Tuesday, December 18, 2007

ON THIS DAY: Wednesday, Dec. 18, 1861


Oh, to be a general!

Many a Civil War-era lad fell asleep to dream of becoming the heroic commander of a great army. Popular lithographs by Currier & Ives and other publishers pictured warfare in an impossibly romantic way. Under blue skies with only an occasional fleecy cloud, neat rows of soldiers fired at each other on an impeccable landscape. Generals rode prancing white horses and did a lot of waving of swords. Only a few bodies, remarkably unbloodstained, could be seen lying on the grass, and sometimes the grass looked as if it had just been mowed. (Above: Gen. William S. Rosecrans, an Ohioan)

Balderdash.

Being a general in the Civil War was tough, dangerous work with very little job security. As the war went on, President Lincoln learned to not tolerate inaction or failure by commanders of the Army of the Potomac and that job took on a revolving-door quality. Very few men were temperamentally equipped to command a large army, anyway, and a West Point education and long service in the military was no guarantee of success. As Ulysses S. Grant and others will show us in days to come, leadership in war requires something innate that is hard to detect in advance.

There is also something innate in the nature of a general’s daily work, and that is tedium. Most of a general’s days are spent shuffling paperwork, administering discipline to recalcitrant underlings, and keeping the wheels of an enormous machine oiled.

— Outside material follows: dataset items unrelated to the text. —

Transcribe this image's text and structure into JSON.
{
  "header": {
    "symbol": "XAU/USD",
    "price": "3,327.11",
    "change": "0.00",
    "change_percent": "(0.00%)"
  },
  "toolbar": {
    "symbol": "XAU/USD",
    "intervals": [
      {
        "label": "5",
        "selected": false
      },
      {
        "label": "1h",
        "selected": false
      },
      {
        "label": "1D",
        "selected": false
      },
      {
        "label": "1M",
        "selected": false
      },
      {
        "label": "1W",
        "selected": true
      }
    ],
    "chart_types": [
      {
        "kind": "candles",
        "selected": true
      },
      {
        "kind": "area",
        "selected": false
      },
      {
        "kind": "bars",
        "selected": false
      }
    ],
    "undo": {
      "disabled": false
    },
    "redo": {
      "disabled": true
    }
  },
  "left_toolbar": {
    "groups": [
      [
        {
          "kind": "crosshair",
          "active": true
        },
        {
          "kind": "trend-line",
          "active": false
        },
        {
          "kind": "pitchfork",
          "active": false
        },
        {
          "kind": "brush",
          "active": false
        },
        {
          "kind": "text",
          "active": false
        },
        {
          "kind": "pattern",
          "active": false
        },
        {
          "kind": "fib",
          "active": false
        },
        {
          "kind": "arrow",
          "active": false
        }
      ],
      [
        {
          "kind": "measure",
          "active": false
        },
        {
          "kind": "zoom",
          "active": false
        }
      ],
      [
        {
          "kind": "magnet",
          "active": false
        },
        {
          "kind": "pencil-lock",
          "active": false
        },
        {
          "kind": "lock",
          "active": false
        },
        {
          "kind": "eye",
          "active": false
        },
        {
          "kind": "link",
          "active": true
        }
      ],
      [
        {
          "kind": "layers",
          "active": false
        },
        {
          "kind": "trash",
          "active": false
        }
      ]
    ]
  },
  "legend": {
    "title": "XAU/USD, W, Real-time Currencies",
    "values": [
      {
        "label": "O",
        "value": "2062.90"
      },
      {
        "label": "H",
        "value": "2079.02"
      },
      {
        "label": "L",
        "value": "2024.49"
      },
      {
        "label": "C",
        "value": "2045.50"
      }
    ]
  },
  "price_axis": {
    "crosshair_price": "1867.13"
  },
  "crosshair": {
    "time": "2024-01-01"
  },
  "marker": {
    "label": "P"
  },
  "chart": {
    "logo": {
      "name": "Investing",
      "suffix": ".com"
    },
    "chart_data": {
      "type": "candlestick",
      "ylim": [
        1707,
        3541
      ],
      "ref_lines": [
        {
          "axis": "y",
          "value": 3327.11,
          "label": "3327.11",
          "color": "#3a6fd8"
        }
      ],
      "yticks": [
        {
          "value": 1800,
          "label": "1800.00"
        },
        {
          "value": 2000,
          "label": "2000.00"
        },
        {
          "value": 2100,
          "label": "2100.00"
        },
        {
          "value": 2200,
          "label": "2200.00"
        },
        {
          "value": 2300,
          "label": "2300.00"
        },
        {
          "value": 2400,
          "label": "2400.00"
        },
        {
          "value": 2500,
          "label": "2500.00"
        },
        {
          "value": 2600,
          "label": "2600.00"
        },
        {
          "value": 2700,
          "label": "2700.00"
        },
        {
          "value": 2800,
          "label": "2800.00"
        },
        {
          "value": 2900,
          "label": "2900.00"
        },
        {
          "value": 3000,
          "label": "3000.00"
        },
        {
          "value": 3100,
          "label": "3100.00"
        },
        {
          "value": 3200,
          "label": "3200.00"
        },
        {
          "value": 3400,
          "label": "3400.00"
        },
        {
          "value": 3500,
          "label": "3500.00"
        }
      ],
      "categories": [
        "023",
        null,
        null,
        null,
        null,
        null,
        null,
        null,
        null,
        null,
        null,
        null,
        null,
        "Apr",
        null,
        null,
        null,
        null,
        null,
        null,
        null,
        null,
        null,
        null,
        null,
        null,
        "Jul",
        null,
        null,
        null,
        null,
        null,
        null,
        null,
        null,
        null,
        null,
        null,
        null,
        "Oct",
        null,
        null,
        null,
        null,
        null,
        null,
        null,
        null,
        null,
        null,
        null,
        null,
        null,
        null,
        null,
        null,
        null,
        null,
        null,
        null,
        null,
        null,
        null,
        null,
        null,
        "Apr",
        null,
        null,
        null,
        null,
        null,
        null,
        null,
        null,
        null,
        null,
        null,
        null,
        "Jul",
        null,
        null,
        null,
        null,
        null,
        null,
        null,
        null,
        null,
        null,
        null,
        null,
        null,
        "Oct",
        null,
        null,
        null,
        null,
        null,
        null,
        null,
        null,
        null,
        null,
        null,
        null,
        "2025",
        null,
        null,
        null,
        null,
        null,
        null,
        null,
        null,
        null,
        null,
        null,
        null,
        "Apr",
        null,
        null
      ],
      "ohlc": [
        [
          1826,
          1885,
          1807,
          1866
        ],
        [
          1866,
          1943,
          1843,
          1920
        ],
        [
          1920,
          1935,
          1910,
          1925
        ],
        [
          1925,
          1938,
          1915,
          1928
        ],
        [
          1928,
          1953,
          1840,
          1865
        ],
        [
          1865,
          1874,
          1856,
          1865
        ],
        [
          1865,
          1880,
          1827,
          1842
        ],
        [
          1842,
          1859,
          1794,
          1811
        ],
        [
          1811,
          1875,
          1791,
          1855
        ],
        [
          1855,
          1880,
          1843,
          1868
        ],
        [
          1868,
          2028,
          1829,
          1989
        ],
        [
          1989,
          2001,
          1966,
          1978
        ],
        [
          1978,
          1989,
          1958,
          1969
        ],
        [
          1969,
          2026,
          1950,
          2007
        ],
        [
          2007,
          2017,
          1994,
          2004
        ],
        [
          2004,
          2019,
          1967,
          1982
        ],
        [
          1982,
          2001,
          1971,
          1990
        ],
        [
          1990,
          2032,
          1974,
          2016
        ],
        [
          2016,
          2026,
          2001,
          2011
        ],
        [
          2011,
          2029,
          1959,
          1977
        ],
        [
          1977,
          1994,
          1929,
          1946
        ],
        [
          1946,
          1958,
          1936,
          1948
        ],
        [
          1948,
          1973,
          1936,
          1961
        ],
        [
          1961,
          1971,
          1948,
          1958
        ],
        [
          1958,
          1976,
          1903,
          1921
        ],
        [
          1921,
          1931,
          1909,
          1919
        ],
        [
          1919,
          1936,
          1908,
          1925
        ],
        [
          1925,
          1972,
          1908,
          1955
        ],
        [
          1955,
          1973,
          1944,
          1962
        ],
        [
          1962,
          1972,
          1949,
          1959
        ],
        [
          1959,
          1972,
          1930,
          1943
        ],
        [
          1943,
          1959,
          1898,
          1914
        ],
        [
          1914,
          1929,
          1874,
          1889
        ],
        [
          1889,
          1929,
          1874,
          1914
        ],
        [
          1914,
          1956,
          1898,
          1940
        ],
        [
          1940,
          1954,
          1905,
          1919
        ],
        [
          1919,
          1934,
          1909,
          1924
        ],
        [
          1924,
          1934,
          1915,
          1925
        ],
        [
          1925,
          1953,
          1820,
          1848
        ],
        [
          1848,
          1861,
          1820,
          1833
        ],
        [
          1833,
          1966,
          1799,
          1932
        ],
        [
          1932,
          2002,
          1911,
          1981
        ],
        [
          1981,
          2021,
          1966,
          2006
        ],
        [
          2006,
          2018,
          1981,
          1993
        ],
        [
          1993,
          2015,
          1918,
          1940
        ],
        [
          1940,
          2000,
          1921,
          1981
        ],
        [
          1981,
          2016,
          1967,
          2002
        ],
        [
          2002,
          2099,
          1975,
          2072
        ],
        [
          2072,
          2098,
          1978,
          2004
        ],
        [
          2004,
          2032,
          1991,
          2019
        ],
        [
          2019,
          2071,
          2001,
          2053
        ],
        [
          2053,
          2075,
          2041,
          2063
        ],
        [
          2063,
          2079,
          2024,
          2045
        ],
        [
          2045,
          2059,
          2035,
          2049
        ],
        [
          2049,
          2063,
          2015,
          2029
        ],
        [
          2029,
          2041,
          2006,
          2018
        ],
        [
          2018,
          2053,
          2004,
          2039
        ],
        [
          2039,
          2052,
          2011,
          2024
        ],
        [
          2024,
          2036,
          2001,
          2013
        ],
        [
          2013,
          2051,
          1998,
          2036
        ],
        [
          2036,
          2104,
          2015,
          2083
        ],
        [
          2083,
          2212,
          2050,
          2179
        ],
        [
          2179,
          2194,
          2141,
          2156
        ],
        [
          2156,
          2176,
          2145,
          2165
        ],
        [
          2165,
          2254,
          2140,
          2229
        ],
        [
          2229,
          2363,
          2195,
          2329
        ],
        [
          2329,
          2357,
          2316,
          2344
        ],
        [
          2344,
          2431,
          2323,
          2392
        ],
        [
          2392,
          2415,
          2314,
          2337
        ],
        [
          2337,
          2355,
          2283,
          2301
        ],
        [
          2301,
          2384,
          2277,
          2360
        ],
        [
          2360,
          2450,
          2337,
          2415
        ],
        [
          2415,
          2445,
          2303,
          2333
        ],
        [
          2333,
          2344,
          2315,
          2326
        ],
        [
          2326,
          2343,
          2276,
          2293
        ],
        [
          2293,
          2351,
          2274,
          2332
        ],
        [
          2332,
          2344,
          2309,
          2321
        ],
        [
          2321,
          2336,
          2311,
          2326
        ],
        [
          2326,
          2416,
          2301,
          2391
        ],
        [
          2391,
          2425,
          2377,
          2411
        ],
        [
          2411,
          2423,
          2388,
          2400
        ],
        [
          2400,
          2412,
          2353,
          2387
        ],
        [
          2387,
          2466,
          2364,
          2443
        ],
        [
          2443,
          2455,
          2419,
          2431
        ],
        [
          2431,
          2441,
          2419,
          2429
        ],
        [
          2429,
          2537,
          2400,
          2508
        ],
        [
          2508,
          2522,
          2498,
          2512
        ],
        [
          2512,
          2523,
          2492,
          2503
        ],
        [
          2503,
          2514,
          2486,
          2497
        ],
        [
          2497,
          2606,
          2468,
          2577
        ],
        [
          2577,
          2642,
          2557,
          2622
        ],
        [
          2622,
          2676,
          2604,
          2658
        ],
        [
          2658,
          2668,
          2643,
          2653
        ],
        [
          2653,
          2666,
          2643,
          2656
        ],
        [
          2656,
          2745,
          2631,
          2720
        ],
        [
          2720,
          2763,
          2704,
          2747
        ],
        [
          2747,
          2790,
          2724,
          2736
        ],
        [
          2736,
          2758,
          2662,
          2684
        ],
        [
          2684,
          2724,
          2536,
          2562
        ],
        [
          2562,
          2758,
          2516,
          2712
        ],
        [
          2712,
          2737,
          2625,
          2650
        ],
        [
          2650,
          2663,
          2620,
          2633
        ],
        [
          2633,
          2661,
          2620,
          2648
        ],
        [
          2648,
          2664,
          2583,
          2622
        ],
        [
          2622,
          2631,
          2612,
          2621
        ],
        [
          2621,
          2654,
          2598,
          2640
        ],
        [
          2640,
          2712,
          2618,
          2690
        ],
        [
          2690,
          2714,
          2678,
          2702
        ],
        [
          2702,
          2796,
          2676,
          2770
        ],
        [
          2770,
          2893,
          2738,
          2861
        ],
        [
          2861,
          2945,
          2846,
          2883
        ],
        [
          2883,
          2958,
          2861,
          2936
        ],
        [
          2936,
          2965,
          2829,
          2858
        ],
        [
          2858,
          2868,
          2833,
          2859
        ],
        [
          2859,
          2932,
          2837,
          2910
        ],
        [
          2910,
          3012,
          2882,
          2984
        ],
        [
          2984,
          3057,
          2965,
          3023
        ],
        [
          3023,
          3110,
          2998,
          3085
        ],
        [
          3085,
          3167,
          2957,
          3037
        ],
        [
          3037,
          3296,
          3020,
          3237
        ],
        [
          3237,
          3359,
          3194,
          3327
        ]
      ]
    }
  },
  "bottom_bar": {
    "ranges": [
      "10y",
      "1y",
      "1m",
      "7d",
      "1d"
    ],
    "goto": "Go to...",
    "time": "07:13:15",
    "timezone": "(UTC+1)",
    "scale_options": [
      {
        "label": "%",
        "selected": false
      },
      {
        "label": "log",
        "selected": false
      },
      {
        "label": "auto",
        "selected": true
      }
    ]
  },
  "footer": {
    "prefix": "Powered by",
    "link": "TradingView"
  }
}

On this weekday, Brig. Gen. Ulysses S. Grant, writes his sister, Mary, and (with original spelling retained) gives us a glimpse of his work life:

I wish you could be here for a day or two to see what I have to go through from breakfast until 12 O Clock at night, seven days a week. I have just got through with my mail for to-night, and as its is not yet 12 and the mail does not close until that time, I will devote the remainder of the time in pening you a few lines. I have no war news to communicate however.

Whilst I am writing several Galena gentlemen are in talking. They will remain until the office closes so you must excuse a disconnected letter….

Apparently, Grant was prompted to write this letter while trying simultaneously to entertain “several Galena gentlemen” because Mary had complained of a lack of mail from her brother. On this day alone, Grant’s other letters show he has to deal with the appointment of a Catholic chaplain, as a result of complaints from the 18th Illinois; information about the enemy brought in by a spy and a deserter; a pass for a soldier needing to go to St. Louis, an appointment related to management of railroad equipment, and an order for reports from a quartermaster.

Oh, to be a general!


Elsewhere in the Western Theater: From the 23rd Ohio’s winter quarters in Fayetteville, western Virginia, Lt. Col. Rutherford B. Hayes writes the very pregnant Lucy Hayes in Cincinnati to tell her, “I suspect I am getting more anxious about you than the people at home. You must keep up good heart. We shall be together pretty soon again.”


And in Washington: President Lincoln and his Cabinet try to figure out what to do about the embarrassing Trent affair, which has angered the British government and public.


The Big Picture: Except for some Union scouting missions in Kansas, Missouri, and Virginia, all is quiet on the front lines. Both sides have shut down most military operations for the winter and are using the time to build up their armies. The United States remains split from East to West along almost exactly the same line it was in September. Will anything change in the next few months?